I my last post I complained and weeped about having a large .iso file and no DVD burner. Today I almost found an answer. It is called a virtual machine. A What? Let's say you are running Linux on your machine everyday and you want to use a program that's only found in MS Windows. You could install and setup an emulator which forms a so-called compatibility layer, allowing you to run some MS Windows applications.. "OR", you could run MS Windows inside of a file setup as a virtual machine that resides in the Linux file system. That means that MS Windows would run as if it were a Linux application. I believe you also would have Windows settings, internet connectivity, etc. Are there any advantages to this madness? Yes, the most obvious one is that you don't have to dual boot into one or the other operating systems. You could use both at the same time!! There are possibilities here. The second is that you don't need to burn a CD or DVD at all.
So, how does this virtual wonder work? It is hard to explain but, computers are all about managing memory and keeping one operation from crossing over into another. A virtual machine allocates some disk space and some memory space separating it from the main operating system's usage so that a second operating system could function in that space. Then through the magic of the GUI, you can interact with it as if it were the main operating system. It will turn a .iso file into a virtual disk so you can boot from it as if you were starting a program.
One virtual system is called VMware which has been around for ages. I think it is a little complicated for me but it has a lot of bells and whistles. Then there is VirtualBox. VirtualBox comes in MS Windows flavor and Linux flavors. I loaded it on both my XP and my Kubuntu installs.
It was quick and fairly painless. So, now I don't have to burn or boot from a CD.
Are there any problems, I mean since I did mention I almost had an answer? Well, yes. If you live in a 32-bit world as most do then there is no problem. If you , are running a 32-bit or a 64-bit main (or host) operating system then you can not install a 64-bit OS as a (guest) virtual machine. There is no support (yet) for 64-bit OS to run as a guest. To be a little more precise, it depends on what CPU you are using. You have to read the fine print in the docs.

So, to answer my main question, is it possible to take a .iso file copied to a hard drive and boot it as if it were a CD/DVD? Yes and No. Sure I can run a Fedora 7 32-bit .iso but I want the 64-bit one that was made for my system. I will just have to byte the bullet and buy a DVD burner.

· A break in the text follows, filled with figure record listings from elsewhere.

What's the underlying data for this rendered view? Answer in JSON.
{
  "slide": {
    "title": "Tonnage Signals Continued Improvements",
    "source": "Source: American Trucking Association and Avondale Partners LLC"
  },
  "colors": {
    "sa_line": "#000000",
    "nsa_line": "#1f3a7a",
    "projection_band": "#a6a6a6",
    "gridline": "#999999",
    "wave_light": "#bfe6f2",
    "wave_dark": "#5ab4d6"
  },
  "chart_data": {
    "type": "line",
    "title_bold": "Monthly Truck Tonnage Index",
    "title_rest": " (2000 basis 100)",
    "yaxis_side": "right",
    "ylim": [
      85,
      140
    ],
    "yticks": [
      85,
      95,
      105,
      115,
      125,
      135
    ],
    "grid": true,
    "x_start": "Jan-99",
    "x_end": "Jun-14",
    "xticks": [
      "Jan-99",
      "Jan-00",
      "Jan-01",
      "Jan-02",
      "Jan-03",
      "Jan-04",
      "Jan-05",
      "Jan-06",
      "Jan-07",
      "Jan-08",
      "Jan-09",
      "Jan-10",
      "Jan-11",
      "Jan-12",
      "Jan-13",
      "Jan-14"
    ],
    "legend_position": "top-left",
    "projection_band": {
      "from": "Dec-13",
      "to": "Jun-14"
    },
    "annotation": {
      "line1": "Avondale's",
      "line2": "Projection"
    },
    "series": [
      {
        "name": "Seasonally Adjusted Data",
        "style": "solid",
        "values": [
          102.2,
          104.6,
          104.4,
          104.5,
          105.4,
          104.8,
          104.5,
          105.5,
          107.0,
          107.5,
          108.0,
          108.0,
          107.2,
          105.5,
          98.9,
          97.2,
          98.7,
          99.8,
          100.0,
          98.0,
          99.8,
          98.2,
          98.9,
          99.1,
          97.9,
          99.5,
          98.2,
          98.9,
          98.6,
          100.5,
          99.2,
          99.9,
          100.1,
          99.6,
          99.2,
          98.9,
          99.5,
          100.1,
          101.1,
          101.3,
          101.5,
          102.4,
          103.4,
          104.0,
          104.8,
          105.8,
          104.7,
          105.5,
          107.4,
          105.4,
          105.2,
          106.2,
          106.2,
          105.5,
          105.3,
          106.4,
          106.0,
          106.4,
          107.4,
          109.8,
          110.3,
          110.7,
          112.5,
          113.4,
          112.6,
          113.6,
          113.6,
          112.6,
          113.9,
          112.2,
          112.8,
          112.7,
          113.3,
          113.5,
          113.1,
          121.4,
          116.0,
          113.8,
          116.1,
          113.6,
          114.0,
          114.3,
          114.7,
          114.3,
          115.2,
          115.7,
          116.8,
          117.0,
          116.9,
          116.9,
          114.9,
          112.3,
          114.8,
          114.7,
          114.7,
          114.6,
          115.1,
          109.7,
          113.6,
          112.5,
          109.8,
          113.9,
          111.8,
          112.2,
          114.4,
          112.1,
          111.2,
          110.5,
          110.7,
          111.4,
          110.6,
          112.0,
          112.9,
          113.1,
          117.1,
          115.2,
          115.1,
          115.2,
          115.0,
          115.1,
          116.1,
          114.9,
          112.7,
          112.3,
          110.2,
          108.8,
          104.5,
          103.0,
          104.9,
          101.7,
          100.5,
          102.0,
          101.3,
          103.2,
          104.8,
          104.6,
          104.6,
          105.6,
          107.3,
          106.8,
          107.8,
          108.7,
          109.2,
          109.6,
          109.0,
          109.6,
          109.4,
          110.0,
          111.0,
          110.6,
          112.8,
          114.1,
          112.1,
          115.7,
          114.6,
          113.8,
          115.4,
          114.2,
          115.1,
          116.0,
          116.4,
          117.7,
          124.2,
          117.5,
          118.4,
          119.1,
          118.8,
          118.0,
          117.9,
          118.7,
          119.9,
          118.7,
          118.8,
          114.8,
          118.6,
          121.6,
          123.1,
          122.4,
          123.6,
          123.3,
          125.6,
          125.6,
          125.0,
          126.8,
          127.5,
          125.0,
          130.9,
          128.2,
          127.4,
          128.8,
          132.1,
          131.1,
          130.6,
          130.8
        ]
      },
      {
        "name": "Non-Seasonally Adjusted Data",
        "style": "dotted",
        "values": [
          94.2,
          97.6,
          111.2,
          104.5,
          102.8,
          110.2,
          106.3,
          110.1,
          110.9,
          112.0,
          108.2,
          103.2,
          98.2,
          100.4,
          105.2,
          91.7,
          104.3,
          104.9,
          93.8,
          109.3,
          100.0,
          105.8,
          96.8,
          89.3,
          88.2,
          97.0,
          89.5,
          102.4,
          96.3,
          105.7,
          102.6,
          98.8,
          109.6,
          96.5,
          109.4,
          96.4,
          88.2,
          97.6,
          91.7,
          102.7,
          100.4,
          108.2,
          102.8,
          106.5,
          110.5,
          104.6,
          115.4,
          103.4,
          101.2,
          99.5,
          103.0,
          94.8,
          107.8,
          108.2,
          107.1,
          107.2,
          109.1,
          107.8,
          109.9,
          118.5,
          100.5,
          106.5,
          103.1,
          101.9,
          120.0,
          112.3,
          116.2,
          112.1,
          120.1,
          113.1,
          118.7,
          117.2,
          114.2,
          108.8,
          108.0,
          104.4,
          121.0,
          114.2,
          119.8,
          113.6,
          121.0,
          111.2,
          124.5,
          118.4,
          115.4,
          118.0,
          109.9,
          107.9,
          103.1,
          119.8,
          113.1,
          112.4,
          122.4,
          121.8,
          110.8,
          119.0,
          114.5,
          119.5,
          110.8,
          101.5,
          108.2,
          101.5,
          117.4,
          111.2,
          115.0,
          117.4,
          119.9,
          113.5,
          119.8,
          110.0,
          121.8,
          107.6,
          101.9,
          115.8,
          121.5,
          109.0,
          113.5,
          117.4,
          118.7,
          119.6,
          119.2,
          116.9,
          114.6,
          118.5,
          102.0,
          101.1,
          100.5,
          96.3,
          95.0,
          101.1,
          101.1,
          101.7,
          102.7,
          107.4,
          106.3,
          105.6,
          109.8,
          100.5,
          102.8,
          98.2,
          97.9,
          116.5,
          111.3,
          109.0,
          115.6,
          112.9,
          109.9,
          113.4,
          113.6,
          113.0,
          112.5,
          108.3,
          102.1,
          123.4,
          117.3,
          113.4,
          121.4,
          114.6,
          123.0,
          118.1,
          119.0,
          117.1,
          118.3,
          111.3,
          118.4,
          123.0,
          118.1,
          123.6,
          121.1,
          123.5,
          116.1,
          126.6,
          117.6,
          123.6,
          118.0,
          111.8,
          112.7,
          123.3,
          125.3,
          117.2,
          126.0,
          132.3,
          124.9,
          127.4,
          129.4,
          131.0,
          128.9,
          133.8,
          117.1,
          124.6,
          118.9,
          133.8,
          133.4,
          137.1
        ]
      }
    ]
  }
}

Thursday, September 20, 2007

I've got the upgrade blues, again.

"Well, I've got the upgrade blues, again."
Thanks to the wonderful Fedora 7 people, I've got to consider the cost and pay the boss. Do I really need a DVD burner? We live in a world where it is possible to save all our precious and expanding personal data, pictures and the like on optical media. We can even copy movies, which is why most people even bother with DVDs. But personal data, I can hardly fill one CD as it is. 700MB is a lot of space actually. Being from the floppy generation, I am still impressed with that. Now a DVD can hold about 4.7 Gigs (single layer) and about 8.5 Gigs (double layer) if you have that technology. I was looking at Tom's Hardware web site. You can get a DVD burner for $30-$100+, and you get what you pay for. I my self don't recommend the cheapest you can find, speed and quality does matter.
Anyway Fedora 7 folks, you have barely crossed the boarder by offering an .iso image of just 833MBs, why not just put it on 2 CDs? Hey, it's a liveCD dummy! It just wouldn't work spread across 2 CDs.
So, what can you do with a new DVD burner that you could not do with your CD burner? Besides copying movies and music. You could backup or Ghost your whole system onto a DVD. I guess the potential to do big things is there. And speaking of downloading movies, what is your download speed. I am always surprised by the number of computer owners/users who don't have cable or DSL. Using a modem is akin to using floppies in my book. What is so weird about this DVD thing is that you don't have to justify the cost because it can be reasonable. You just have to figure out what to do with the technology now that you have it. Is buying a DVD burner one of those life changing things? Hey, we do still live in interesting times.